1) Don't mention your mental health issues to your employer. Maybe one day you
can reveal it, I've discussed my anxiety issues with my boss, but it wasn't
until I'd been at work and kicking ass for over a year. People are more
empathetic once they know you. I don't know if you're actually interviewing
but admitting that you were out of work for a year because of manic episodes
is a surefire way to never get work. You have a bachelors degree + experience,
those are the two things 99% of employers care about. Maybe have someone else
review your resume?

2) Therapy is helpful but keep in mind while they may be an expert in
psychology, he or she isn't an expert in the hiring landscape of computer
science. At least in my job market a coding bootcamp wouldn't make sense at
all for anyone who has ever had a job as a software engineer.

3) It's easy to be down on yourself and think it was "just a fluke", but
programming is hard! If someone employed you for a year you can cut it. If it
was "just a fluke" you would have been out of there in a month. "Being a huge
c++ geek" makes me think you are feeling imposter syndrome, the fact that you
-can- geek out over C++ makes you better than 90% of the applicants we get
when we're looking for a new dev.

You can do it! I personally wouldn't suggest the coding bootcamp. It'd just be
busy work, and I don't think it'd help your job prospects that much.

------
WindyCityBrew
Take any suggestions you see here with a grain of salt, but my ¢2. Being 'the
top of the class' at a boot camp doesn't mean much, unless you have a chance
of being hired on as an instructor (which can be very well paid). As a former
bootcamper, the people that did the best in the job hunt were those with CS
degrees (for the reasons you mentioned), those who hustled like hell to land a
job, and then maybe those who did best in the course.

If you already have your LinkedIn, GitHub, personal site, and dynamic resume
tailored to post locked in; I'd suggest trying to get take-home coding
challenges from companies that you can give them back on github/bitbucket.
Bring it up in cover letters / phone screens. It will help you ramp up on the
skills employers want, and it shouldn't take too many before you get an offer.

------
weatherlight
This is a great idea, the better the Bootcamp, the more likely you are to get
a job.

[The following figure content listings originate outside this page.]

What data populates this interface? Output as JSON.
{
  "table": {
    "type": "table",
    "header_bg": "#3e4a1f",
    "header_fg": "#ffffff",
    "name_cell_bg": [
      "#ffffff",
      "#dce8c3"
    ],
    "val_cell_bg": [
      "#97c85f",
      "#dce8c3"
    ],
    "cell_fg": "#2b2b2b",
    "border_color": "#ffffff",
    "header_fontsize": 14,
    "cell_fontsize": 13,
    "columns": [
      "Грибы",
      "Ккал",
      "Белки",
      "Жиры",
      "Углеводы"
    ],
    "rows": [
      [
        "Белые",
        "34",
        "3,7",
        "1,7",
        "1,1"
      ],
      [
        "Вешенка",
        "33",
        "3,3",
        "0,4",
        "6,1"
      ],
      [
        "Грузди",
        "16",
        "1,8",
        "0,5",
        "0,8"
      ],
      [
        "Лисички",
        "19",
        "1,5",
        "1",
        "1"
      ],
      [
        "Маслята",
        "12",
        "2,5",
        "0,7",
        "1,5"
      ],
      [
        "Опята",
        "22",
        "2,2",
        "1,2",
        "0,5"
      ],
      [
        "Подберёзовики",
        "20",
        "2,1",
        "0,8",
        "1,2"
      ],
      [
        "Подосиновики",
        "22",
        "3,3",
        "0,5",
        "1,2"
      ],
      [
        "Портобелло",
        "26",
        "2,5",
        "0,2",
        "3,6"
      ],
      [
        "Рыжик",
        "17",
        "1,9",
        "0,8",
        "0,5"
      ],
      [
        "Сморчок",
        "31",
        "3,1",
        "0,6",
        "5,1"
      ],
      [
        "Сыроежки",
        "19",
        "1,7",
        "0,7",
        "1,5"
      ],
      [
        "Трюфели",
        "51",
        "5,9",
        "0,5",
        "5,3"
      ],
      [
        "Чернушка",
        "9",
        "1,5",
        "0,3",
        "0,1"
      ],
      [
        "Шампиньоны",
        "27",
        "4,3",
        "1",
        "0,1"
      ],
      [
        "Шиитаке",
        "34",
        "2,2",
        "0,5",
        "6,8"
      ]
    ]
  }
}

Think of it as a way to buy into a network. The good Bootcamps will
also set time aside for whiteboarding, how to interview, creating a compelling
portfolio etc.

Not all Bootcamps are created equal. [https://www.switchup.org/locations/nyc-
coding-bootcamp](https://www.switchup.org/locations/nyc-coding-bootcamp)

------
samangan
Honestly there is not enough information given for us to give a lot of useful
advice.

Here is some information we would need to give more helpful information:

    
    
      - What type of positions / companies are you applying to? This is important, because I can imagine applying for dev jobs at small rails shops would be difficult because they are looking for people who can hit the ground running on day 0 (Ie: They are looking for rails at your last job).
    
      - My parents do not live anywhere near tech jobs. Are you located near a good number of tech jobs where you can cast a wide net?